Find dy/dx. Assume b, p, and m are constants.

bx^2 -py^2 = m^2

i need some help with this, i know you cant differentiate constants, so how would i do this one...

mathlete

2. For example, try to differentiate $3y^2$

$\frac{d}{dx}3y^2$

$\frac{d}{dx}\cdot\frac{dy}{dy}3y^2$

$\frac{dy}{dx}6y$

$6yy'$

We can generalize this to,
$\frac{d}{dx}f(y) = \frac{d}{dx}\frac{dy}{dy}f(y) = y'\cdot f'(x)$

So,

$bx^2 - p y^2 = m^2$

$2b x - 2p y y' = 0$

Take $y'$ from here..

3. Originally Posted by mathlete
Find dy/dx. Assume b, p, and m are constants.

bx^2 -py^2 = m^2

i need some help with this, i know you cant differentiate constants, so how would i do this one...

mathlete
You can differentiate constants - they are just zero!

$bx^2 -py^2 = m^2$

Derive y with respect to x using implicit differentiation. ..
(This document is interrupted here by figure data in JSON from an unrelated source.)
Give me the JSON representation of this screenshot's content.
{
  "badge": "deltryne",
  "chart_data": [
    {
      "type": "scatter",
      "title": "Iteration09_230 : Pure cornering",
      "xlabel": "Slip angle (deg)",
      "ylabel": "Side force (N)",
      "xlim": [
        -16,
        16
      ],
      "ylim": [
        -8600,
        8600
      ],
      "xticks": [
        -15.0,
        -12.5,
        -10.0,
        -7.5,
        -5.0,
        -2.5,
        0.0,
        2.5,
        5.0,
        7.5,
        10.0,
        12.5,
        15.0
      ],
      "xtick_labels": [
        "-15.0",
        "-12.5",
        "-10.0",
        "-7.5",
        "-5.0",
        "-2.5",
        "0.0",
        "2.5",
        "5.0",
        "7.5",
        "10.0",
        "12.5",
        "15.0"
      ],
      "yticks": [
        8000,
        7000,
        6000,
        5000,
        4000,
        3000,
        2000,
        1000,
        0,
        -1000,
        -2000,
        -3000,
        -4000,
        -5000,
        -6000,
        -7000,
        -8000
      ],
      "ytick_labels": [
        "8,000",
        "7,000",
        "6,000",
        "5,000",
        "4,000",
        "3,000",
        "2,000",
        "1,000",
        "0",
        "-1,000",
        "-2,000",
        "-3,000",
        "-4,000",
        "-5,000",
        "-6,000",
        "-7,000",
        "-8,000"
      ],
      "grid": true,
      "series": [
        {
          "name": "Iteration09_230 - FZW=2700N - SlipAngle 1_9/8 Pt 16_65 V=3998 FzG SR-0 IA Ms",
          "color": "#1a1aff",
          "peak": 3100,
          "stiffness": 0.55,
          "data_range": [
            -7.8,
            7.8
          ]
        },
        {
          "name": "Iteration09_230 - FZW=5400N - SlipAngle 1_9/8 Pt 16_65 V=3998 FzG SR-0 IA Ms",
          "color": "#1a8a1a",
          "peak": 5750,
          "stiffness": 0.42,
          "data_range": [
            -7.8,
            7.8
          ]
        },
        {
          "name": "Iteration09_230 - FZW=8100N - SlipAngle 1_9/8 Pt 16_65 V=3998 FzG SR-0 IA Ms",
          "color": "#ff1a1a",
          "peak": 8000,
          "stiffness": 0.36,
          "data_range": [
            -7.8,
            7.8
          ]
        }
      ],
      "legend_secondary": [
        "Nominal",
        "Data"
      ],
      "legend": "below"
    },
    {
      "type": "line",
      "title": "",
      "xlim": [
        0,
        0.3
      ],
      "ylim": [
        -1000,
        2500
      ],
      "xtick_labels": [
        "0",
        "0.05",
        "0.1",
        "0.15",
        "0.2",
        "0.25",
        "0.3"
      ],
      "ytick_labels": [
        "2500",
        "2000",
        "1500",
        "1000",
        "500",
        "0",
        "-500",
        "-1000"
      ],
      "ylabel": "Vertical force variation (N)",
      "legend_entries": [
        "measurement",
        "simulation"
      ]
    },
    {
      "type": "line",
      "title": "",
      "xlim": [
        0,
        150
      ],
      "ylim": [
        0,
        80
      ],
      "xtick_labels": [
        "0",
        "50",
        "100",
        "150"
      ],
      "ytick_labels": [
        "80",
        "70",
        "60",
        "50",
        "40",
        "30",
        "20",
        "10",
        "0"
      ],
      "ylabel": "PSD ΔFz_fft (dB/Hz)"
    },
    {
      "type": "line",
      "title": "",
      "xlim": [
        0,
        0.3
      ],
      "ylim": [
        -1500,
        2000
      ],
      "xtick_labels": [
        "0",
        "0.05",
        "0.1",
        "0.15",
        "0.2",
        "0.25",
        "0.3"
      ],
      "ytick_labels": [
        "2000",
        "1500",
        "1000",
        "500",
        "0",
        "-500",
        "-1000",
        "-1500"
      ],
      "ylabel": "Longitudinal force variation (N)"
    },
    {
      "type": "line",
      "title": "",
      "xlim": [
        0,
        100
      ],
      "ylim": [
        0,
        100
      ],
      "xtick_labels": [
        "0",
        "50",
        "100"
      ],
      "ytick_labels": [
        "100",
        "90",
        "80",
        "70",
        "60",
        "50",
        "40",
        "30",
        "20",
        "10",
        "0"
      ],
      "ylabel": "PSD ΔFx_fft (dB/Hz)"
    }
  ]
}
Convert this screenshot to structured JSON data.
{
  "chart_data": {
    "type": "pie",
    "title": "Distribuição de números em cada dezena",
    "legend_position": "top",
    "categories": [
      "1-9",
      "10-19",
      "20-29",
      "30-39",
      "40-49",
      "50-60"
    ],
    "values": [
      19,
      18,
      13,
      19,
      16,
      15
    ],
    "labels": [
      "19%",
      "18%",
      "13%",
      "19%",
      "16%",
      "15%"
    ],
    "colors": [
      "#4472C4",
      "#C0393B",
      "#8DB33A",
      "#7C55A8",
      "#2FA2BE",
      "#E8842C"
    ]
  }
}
$bx^2 -py^2 = m^2 \Rightarrow 2bx - 2py \frac{dy}{dx} = 0$
$py\frac{dy}{dx} = bx$
$\frac{dy}{dx} = \frac{bx}{py}$

Substitute y back into the equation and you are golden!

$bx^2 -py^2 = m^2$
$py^2 = bx^2 - m^2$
$y^2 = \frac{bx^2 - m^2}{p}$
$y = \pm \sqrt{\frac{bx^2 - m^2}{p}}$

$\frac{dy}{dx} = \frac{bx}{\pm p\sqrt{\frac{bx^2 - m^2}{p}}}$

Let's check out work another way...

$bx^2 -py^2 = m^2$

Solve for y...

$y = \pm \left(\frac{bx^2 - m^2}{p}\right)^{0.5}$

Take the derivative with respect to x

$y' = \pm \frac{2bx}{2p}\left(\frac{bx^2 - m^2}{p}\right)^{-0.5} \Rightarrow \pm \frac{bx}{p \sqrt{\frac{bx^2 - m^2}{p}}}$